メインステージ正面から公園中央に向けて芝生が広がり、ここにフードストリートが作られた。まるで縁日だ。串焼き、イカ焼き、たこ焼き、フランク、寿司などの定番や、ビール、ワイン、アイスティーなどの屋台が並んで、人通りが絶えないほど混んでいた。
目立っていたのは人の顔ほどあるイカの姿揚げと、たくさんのフライドポテトのまとめ揚げ、ちょと変わった白いたい焼き揚げだ。
実は今回はACCESSも出店。といっても、市岡製菓ベトナムさんとの合同ブースで、ACCESS本誌を来場の方に配っていいただいた。その市岡製菓さんの人気商品が「白いたい焼き揚げ」で、試食で配ると来場者が集まって好評だった。市岡製菓さんはこう語る。

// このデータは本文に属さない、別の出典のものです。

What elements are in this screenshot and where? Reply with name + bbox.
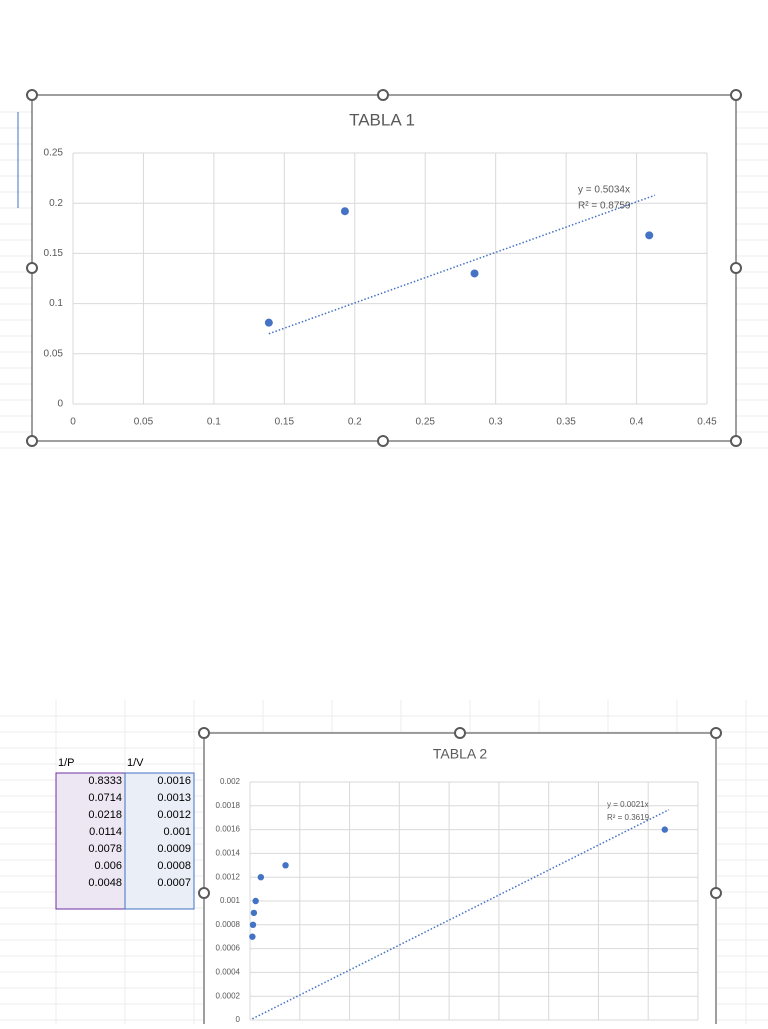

「フードエリアには常に来場者がいました。昼間より夕方から夜にかけてのほうが、お客さんも注文も多かったですね」
フードストリートの先がロータスグループエリアだ。通りの両側にブース、中央のステージではCoCo壱番屋のカレー試食会など、グループ企業のイベントをしていた。
出展企業は多く、ドラッグストアのマツモトキヨシ、美容品のReFa、お酢の私市醸造、チョコレートのROYCE、蜂蜜製品の杉養蜂園、加工食品の日本水産、森永のマンナビスケット、出汁などのホクト……。

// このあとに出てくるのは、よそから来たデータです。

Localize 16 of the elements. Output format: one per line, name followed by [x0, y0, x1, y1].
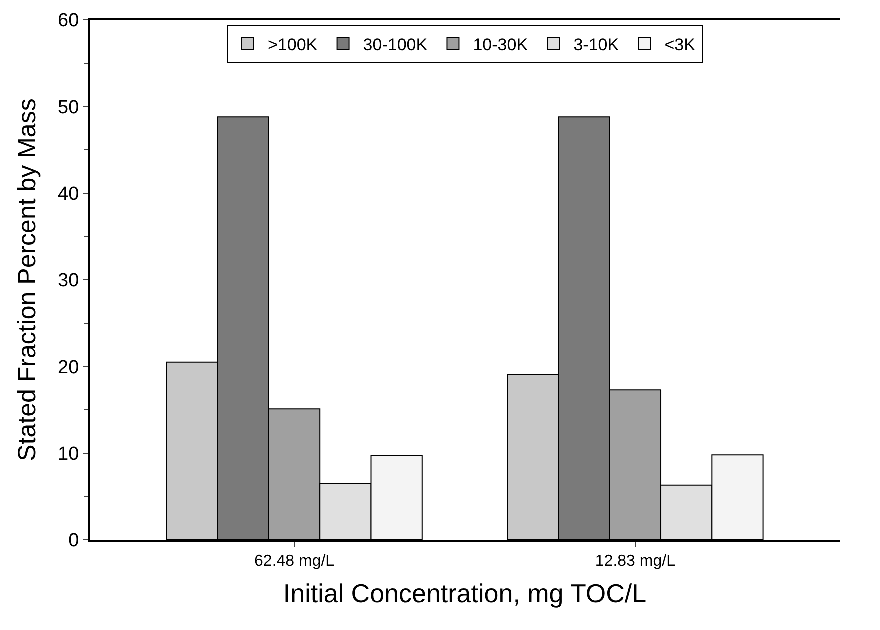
x-tick-label: 12.83 mg/L	[595, 553, 676, 570]
y-tick-label: 50	[58, 97, 80, 118]
y-tick-label: 30	[58, 270, 80, 292]
legend-label: <3K	[664, 35, 696, 54]
y-tick-label: 10	[58, 444, 80, 465]
y-tick-label: 40	[58, 184, 80, 205]
x-axis-title: Initial Concentration, mg TOC/L	[283, 578, 647, 608]
y-axis-title: Stated Fraction Percent by Mass	[13, 98, 42, 462]
legend-label: 30-100K	[363, 35, 428, 54]
legend-label: 10-30K	[473, 35, 529, 54]
legend-label: >100K	[268, 35, 318, 54]
x-tick-label: 62.48 mg/L	[254, 553, 335, 570]
y-tick-label: 60	[58, 10, 80, 32]
y-tick-label: 0	[68, 530, 80, 552]
legend-label: 3-10K	[574, 35, 620, 54]
y-tick-label: 20	[58, 357, 80, 378]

バラエティ豊かなブースが魅力的で、鍋料理や餃子なども提供しており、このエリアは友人同士やカップルなどが多いように見えた。
ベトナムと日本の文化を紹介
Le Lai通りの反対側となるPham Ngu Lao通り側には、旅行、趣味、カルチャーなどのブースが多かった。ヤマハミュージックベトナムはギター、ドラム、キーボードなどを並べてアピール。双日は北海道牛ステーキの試食に若いベトナム人が集まっていた。住友商事はベトナムでの事業を紹介し、その一角では、ベトナムで絵本の普及活動をするMOGU絵本プロジェクトが出展していた。
「絵本の種類は80冊ほどに増えて、今日は絵本の即売会もしています。子供向けに紙芝居もしているんですよ」
コーナンベトナムは店舗での商品を法被姿で販売。明治は日本でのロングセラー「アーモンドチョコレート」を配っており、若い女の子たちが前に進めないほど群がっていた。
その先はしばらく、「ホーチミン市のベトナム-日本友好協会」のブースが続く。アオザイ、折り紙、ベトナムの工芸品などで、餅菓子のBanh Itを作って食べるコーナーも。前の通りではベトナム人のアイドルグループ、虹ユニバースのミニコンサートが観客を集めていた。
その先はJICA、VJU、VJCCの共同ブースで、ホーチミン市メトロのフォトブースや、少数民族衣装の試着体験など。日本政府観光局(JNTO)は浴衣の試着体験やガイドブックを配布。日本の観光地紹介では北海道、岐阜市、変わったところでは東京都の中野区と豊島区があった。
来年に向けて第8回を計画中
2日間を振り返ると、ベトナム人の若者や家族連れを中心に、思ったより人が多かった印象だ。新型コロナ禍で久々の大型イベントだったためかもしれない。JVFのベトナム事務局を務めたAAB Vietnamも次のように感じている。
「来場者22万8000人は予想より多い数字でした。雨季に入りましたが雨もほぼ降らず、大盛況で大成功だったと思います」
来年の第8回JVFの計画は既に進んでいるそうだ。次は入国制限がなく、日本からも自由にこの公園まで来れますように。